鲁西迪出身印度,对印度的口传历史,叙事传统与印度教文化有实际经验和研究。其后他在英国受教育,对英国文学也有系统性的理解──莎士比亚、唐.吉诃德、狄更斯、康拉德等人的作品与写法常在他的作品中互文出现,此外,他对乌尔都语文学传统也非常了解(乌尔都语是巴基斯坦的国语,也是印度的二十四种国定语言之一)。综合这三者的学养,加上对西方通俗文化的了解,鲁西迪的作品中,东西文化早已难分难解。他的作品在世界各地的译本,不但考验着译者,也考验读者的耐心与阅读深度。

《摩尔人的最后叹息》的中国译者陆大鹏就提过鲁西迪「对英语语言的掌握到了很高的水平,非常鲜活,那些文字游戏、隐藏的东西,使文字富有层次感。表面上有故事的层次,底下又有语言上的讽刺、暗示、指涉的层次,像一个宝矿,能不断地挖掘出很多好东西。」他举了一个例子是在《摩》书一开头有一句「Here I Stand」,表面上就是「我站在这里」,但是根据上下文,知道这是宗教改革期间马丁.路德在沃尔姆斯帝国会议上受审判时的一句名言,「我站在这里」,意谓着「这就是我的立场,我非常坚定。」

也因此,这部乍看只像是「精灵的人间大战」的小说,对译者、读者和评论者来说,并不像表面上那幺简单。

比方说,这部小说鲁西迪写的极可能是「他自己」。鲁西迪在回忆录《约瑟夫.安东》(Joseph Anton: A Memoir, 2012)里解释过自己姓氏的来源,他们家族原本不姓Rushdie,是因为他父亲崇拜哲学家伊本.鲁希德。是的,就是这个故事里那位理性主义者,反对唯神,反对字面解释《古兰经》的鲁希德,他才改名的。

如此一想,鲁西迪不就在隐喻自己是鲁希德思想上的子嗣?那个能让精灵公主在数百年后依然爱上的,具有思想魅力的子嗣。

在《午夜之子》、《摩尔人的最后叹息》和你手边的这本小说,都存在着大量的异能者。那一千零一个在印度独立的午夜降生的婴孩以及鲁希德和精灵公主的后代,或能让时间转慢飙速、能穿梭虫洞、或拥有超级敏感的鼻子,能操控风雨雷电……。那幺,鲁西迪做为鲁希德名字上的子嗣,他的异能又是什幺?

没错,说故事。在《哈伦与故事之海》里,住在悲伤城市的少年哈伦的父亲是说故事的高手。但当他母亲抛弃他们(因为她觉得会说故事没有用),哈伦的父亲就因悲伤而失去了说故事的能力。哈伦发现那是故事之海的精灵关掉了他父亲说故事的水龙头之故。哈伦随精灵到故事之海,他想跟「上层」抗辩,要回他父亲说故事的水龙头。

故事中精灵跟孩子说道,这世界上坏蛋、骗子、政客都会说故事,但最特别的那些故事,并不是寻常人说得出来的。人的世界都有统治者,但真正的故事里,会有一个世界是无法完全统治的,因为真正的故事是「自由的」。这样的故事对独裁者与政客有威胁,因为它会让人思考。因此,那些可怕的统治者(有的是以神权为名、有的以民主为名)为了让人民失去自由陈述故事的能力,他们会剥夺你言说与书写的权利与能力,让你与土地、历史,以及爱分离。

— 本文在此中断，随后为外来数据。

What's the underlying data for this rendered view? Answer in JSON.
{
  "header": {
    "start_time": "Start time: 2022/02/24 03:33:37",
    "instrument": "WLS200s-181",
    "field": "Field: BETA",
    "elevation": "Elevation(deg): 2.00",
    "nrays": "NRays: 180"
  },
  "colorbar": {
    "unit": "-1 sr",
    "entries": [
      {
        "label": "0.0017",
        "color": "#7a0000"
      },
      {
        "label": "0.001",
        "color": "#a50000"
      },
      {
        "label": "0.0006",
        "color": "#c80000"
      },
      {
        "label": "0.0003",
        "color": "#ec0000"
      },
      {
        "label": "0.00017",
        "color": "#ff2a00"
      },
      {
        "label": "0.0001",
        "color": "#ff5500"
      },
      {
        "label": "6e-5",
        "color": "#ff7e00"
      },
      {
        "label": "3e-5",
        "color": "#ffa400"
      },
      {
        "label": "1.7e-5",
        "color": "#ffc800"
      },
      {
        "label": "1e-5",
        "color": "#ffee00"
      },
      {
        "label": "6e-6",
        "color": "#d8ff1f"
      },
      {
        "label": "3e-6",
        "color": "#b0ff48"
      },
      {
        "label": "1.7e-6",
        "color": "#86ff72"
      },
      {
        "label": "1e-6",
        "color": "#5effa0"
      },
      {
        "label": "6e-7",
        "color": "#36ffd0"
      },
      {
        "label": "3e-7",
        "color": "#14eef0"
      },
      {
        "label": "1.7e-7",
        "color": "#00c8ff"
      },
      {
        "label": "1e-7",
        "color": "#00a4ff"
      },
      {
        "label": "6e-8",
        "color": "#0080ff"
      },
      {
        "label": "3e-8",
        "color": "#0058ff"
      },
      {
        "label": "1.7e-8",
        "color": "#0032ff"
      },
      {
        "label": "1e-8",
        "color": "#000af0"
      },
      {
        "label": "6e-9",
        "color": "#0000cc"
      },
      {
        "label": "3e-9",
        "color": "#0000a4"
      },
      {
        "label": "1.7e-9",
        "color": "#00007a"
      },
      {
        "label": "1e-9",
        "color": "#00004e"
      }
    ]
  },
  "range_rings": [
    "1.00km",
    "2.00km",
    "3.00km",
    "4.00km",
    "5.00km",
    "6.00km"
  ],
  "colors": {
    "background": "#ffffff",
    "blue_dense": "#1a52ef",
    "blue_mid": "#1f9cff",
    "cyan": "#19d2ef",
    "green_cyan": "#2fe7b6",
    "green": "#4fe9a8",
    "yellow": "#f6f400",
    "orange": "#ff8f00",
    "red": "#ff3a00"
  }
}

在《两年八个月又二十八夜》里,世界在一场大风暴后,鲁希德的后代杰若尼莫先生发现自己离地悬空了。之后就像传染病,愈来愈多人在黑暗精灵的作弄下飘浮起来。到了最后,人类不仅与地面分离,作家与写作主题分离,科学家们发现因果分离,新编字典无以为继,因为文字与意义宣告分离。经济学家注意到贫富差距愈来愈大,大量夫妻分居造成离婚法庭业务量激增,长久的友谊突然决裂,分离瘟疫迅速扩散全世界。那是一个因「分离」而动荡不已的世界。

读到这里,我衷心感到鲁西迪这个人类与精灵混血的温柔,他说的故事结合了人类的残忍、无心、欺骗、伤害,以及精灵的无善无恶,顽皮,专制,沉静,强势,古怪,工心计……。鲁西迪带着他从十九世纪继承而来的英国社会批判小说,以及他精灵般的魔幻写实技艺,这一次,他想给我们的是一部既荒谬又温柔的小说。或许不能适合所有读者的胃口,许多细节却暗示着他对「现世」的批判与认识。

鲁西迪曾在一次访问时说:「文学也许很弱,在世界没有真实力量,但是,某方面来说,它有所有最广义的叙述,我们能把自己的追问放入小说,从而挑战我们自己,拒绝把世界视为理所当然,挑战所有政治正确、姑息苟且和恐惧。文学是最大无畏的形式。」

一直以来,他总想要用文字的力量把飘浮起来的我们拉回土地、历史与爱。或许,这也是为什幺多年以来,我一次又一次沉迷在鲁西迪一千零一夜般的故事里的缘故。